- VMware Performance and Capacity Management(Second Edition)
- Iwan 'e1' Rahabok
- 1030字
- 2021-07-09 20:00:26
The restaurant analogy
We've covered how all aspects of data center management have changed. These fundamental changes also change your IT business.
You are now a service provider. While your engineering or technical knowledge is still important, your customer measures you on your business service level. There is a subtle difference between what they care about and what they measure you on.
Sunny Dua and I use the restaurant analogy when explaining the need for a formal Service Level Agreement (SLA). The analogy has resonated well with many customers. Humans can always relate to food!
Essentially, a restaurant has two areas, often with a clear demarcation:
- The dining area
- The kitchen
Think of your IaaS business like a restaurant business. It has a dining area, where your customers live, and a kitchen, where you prepare the food. Guess which one is more important?
You're right. The dining area.
If everything runs smoothly in the dining area, customers are being served on time and with quality food, and they are paying you well, it is a good day for the business. Whether you're running around in the hot kitchen is a separate, internal matter. The customers need not know about it.
We use the analogy to drive the message that you need to focus on the customers first and your IaaS second. While this sounds obvious, we rarely see customers implement it. The vRealize Operations dashboards you will see in Chapter 5, Capacity Monitoring, and Chapter 6, Performance-Monitoring Dashboards, will surprise you, as they are nothing like what you have in your Network Operating Center.

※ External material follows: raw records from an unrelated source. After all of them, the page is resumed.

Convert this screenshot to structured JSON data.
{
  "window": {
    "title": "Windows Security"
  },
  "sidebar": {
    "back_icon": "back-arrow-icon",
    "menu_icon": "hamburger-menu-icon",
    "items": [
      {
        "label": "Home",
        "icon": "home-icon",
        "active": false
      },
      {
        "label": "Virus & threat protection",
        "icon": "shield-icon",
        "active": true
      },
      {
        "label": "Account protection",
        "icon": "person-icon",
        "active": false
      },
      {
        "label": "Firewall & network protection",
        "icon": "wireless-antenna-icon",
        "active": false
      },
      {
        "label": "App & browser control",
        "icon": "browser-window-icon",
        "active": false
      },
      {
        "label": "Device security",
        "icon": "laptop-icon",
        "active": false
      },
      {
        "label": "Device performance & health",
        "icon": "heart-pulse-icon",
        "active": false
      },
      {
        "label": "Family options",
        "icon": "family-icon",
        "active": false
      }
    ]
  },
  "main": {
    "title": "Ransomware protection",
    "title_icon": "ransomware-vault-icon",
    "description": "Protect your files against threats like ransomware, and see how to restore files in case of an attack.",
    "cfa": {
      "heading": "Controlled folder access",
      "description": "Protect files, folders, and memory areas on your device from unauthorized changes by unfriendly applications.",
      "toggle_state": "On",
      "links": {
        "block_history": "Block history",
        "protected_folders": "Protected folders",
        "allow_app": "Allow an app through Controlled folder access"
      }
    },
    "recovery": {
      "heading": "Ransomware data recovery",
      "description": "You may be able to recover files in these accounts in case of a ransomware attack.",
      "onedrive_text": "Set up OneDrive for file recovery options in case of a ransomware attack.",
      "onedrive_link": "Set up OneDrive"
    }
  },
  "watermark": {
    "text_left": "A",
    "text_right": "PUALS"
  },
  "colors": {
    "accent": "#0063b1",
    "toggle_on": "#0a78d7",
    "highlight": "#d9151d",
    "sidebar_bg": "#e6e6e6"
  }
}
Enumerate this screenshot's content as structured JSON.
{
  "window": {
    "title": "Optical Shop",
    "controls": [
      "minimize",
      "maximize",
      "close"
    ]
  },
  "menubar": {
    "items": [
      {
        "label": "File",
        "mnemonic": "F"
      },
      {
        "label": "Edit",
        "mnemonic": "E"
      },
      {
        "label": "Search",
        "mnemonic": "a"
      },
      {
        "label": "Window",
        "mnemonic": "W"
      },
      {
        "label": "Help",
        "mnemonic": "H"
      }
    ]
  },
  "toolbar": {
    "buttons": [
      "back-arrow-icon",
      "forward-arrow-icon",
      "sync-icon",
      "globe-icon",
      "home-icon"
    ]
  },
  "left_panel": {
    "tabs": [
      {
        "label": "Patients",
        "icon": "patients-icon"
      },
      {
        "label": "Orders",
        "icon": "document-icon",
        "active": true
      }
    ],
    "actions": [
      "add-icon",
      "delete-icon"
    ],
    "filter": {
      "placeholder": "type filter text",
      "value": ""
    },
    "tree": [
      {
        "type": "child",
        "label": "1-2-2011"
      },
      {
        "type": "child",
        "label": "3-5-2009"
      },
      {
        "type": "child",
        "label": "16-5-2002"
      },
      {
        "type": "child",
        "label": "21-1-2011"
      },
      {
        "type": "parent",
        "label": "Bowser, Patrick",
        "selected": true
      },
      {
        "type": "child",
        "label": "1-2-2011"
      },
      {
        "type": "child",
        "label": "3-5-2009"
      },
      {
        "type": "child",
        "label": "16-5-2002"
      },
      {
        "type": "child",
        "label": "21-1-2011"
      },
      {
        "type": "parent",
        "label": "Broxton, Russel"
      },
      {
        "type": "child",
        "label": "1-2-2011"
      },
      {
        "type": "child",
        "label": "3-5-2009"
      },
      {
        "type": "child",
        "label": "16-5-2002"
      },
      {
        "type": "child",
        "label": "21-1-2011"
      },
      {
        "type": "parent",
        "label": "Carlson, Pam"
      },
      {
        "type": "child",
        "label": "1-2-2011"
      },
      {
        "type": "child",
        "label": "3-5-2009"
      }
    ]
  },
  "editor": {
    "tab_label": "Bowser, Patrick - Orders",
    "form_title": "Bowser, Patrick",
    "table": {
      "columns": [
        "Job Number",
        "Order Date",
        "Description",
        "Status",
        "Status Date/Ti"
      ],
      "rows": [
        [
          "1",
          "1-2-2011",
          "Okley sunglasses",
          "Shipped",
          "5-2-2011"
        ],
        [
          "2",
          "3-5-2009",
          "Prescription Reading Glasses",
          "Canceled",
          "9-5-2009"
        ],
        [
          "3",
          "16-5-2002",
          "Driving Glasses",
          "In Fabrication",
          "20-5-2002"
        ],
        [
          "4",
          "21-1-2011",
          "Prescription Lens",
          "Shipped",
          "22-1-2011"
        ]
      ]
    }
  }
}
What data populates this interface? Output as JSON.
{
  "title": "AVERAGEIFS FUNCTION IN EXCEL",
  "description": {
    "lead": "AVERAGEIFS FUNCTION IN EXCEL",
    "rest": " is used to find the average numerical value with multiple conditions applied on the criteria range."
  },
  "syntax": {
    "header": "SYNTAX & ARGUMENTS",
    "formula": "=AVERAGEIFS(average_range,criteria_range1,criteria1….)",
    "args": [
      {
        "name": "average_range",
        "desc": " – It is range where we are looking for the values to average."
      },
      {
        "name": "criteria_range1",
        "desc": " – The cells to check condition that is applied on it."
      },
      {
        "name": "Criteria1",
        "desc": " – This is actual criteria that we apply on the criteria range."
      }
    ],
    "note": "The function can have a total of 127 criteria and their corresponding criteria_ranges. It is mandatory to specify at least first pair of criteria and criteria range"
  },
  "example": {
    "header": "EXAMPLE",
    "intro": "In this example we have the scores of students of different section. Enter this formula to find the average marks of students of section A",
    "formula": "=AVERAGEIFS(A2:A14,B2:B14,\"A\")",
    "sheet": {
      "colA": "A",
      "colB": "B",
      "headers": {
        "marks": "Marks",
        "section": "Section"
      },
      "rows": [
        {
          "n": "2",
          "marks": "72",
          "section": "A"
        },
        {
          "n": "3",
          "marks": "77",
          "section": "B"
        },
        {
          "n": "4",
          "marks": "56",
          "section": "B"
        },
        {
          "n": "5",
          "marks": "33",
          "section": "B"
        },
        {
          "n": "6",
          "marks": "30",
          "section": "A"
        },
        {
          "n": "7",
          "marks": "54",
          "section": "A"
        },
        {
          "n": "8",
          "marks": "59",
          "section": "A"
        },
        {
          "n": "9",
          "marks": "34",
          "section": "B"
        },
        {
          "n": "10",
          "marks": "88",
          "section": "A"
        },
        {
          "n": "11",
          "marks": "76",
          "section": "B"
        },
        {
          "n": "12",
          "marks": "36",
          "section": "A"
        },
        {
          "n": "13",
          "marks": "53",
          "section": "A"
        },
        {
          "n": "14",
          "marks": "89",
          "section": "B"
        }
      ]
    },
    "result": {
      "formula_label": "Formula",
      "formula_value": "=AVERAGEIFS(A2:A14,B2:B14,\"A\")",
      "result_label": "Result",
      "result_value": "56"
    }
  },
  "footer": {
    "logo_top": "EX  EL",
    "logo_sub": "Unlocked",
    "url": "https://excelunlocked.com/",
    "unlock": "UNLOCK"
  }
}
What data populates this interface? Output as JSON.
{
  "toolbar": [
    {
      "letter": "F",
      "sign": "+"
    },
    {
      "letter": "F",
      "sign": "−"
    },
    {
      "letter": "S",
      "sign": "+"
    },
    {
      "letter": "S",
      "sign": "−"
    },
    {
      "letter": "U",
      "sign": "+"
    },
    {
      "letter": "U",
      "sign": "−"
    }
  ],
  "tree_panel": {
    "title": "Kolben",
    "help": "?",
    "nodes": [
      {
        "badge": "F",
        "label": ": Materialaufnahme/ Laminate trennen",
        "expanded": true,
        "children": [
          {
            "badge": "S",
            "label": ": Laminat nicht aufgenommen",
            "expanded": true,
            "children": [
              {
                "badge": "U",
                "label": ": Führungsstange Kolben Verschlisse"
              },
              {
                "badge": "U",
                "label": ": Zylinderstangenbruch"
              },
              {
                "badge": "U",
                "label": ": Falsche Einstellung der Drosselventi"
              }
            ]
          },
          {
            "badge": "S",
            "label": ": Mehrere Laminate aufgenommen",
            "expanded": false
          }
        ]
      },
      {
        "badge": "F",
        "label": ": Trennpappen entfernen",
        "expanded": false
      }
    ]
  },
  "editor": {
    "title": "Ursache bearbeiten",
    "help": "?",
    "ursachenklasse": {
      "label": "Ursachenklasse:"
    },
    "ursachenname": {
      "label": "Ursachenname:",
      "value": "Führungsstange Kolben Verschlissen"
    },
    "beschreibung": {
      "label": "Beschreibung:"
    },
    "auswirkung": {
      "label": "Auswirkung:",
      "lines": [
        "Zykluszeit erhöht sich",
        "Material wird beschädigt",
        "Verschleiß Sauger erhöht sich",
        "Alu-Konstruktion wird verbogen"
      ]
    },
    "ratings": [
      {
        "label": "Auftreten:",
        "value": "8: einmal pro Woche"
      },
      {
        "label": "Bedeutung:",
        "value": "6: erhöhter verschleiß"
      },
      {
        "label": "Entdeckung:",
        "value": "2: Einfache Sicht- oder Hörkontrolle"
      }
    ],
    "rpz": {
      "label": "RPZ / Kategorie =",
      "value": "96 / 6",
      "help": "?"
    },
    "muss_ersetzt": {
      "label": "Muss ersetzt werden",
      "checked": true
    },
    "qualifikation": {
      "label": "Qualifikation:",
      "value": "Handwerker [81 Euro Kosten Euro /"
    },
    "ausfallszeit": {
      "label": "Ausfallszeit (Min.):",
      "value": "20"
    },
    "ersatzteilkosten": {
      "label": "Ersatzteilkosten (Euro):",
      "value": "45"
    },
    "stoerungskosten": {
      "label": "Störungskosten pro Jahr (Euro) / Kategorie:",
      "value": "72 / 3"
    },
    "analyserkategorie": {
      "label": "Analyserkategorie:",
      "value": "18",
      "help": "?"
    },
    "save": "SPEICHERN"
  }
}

If you take care of your customers well, and they are happy with your service, the problem you have in your IaaS is a secondary and internal matter. Consider this:
- The dining area is the Consumer Layer. Look at the next diagram. It is where your customers' VMs live.
- The kitchen is the Provider Layer. This is your infrastructure layer, where VMware and the hardware reside.
The two layers of IaaS business
There is clearly a line of demarcation between the two layers. Your customers should not care about the details of your SDDC. The VM owner does not care if you are firefighting in the data center. Because they do not care, whether you are using vSphere 5.1 Update 3 or vSphere 6 Update 1 is not something you want them to dictate upon you. The same goes with your choice of hardware brand and specification.
The application team becomes a consumer of a shared service—the virtual platform. Depending on the Service Level Agreement (SLA), the application team can be served as if they have dedicated access to the infrastructure, or they can take a performance hit in exchange for a lower price. For SLAs where performance is guaranteed, the VM running in the cluster should not be impacted by any other VMs. The performance must be as good as if it is the only VM running in the ESXi.
Ponder the previous paragraph and diagram for a moment.
Think of the implication. This is because they do not exist in HDDC. Can you see the impact if you are not 100-percent virtualized?
If you are not 100-percent virtualized yet, you need to have two modes of operation. Yes, it is that big a change.
The consumer layer
The following are the properties of the consumer layer:
- vSphere is well known for its stability. As a result, availability is not something you need to deal with daily. In the event of failure, vSphere HA will bring up the affected VMs within a few minutes, probably before the VM owner notices, if it happens during non-peak hours.
- Performance, on the other hand, is something that needs to be managed daily and monitored in minutes. In fact, this is generally the number one source of disagreement between the application team and Infrastructure team. That's why we put a large "number one" next to performance. As you know well, a VM owner only cares about their VM. Other VMs in the ESXi host or vSphere cluster are irrelevant. When a VM owner complains that her VM performance is slow, can you prove within one minute that your IaaS is serving that VM well? If you cannot, that is a sign you do not have performance SLA.
- When performance is taken care of, you can look at capacity. There is no point in discussing capacity when there is a performance issue. This is why it is given the number-two spot.
- Capacity for a VM is a matter of rightsizing. In general, it's the responsibility of the application team. As an IaaS provider, you can add value by recommending the right size.
The provider layer
The following are the properties of the provider layer:
- The IaaS layer is where you have, or should have, complete control and visibility. If you do not have it, you need to fix it, as your customers assume and expect you to.
- At this layer, you care about everyone, not just a specific VM. You have to care about both the VM and infrastructure, because you want to be assured that the shared infrastructure is not a bottleneck. The big picture is the key here. This is the layer where you answer questions such as "How healthy is my VMware environment?"
- Good performance means everyone is served well. The definition of "well" here is that the level of contention for any given VM is below what you officially promise.
- Good capacity means you are balancing your hardware procurement. Neither high utilization nor low utilization is good for your IaaS business.
- Configuration management becomes critical in your SDDC as it is easy to make changes. However, it is below performance and capacity in terms of business priority as it impacts your customers less directly.
- Availability management is important due to overcommitment. It is less critical relative to performance and capacity because generally, you have redundancy and are protected by vSphere HA. In SDDC, availability management has to cover Infrastructure VM. For example, you need to ensure the uptime of all your NSX Edge VMs and TrendMicro VMs, because they are in the data path.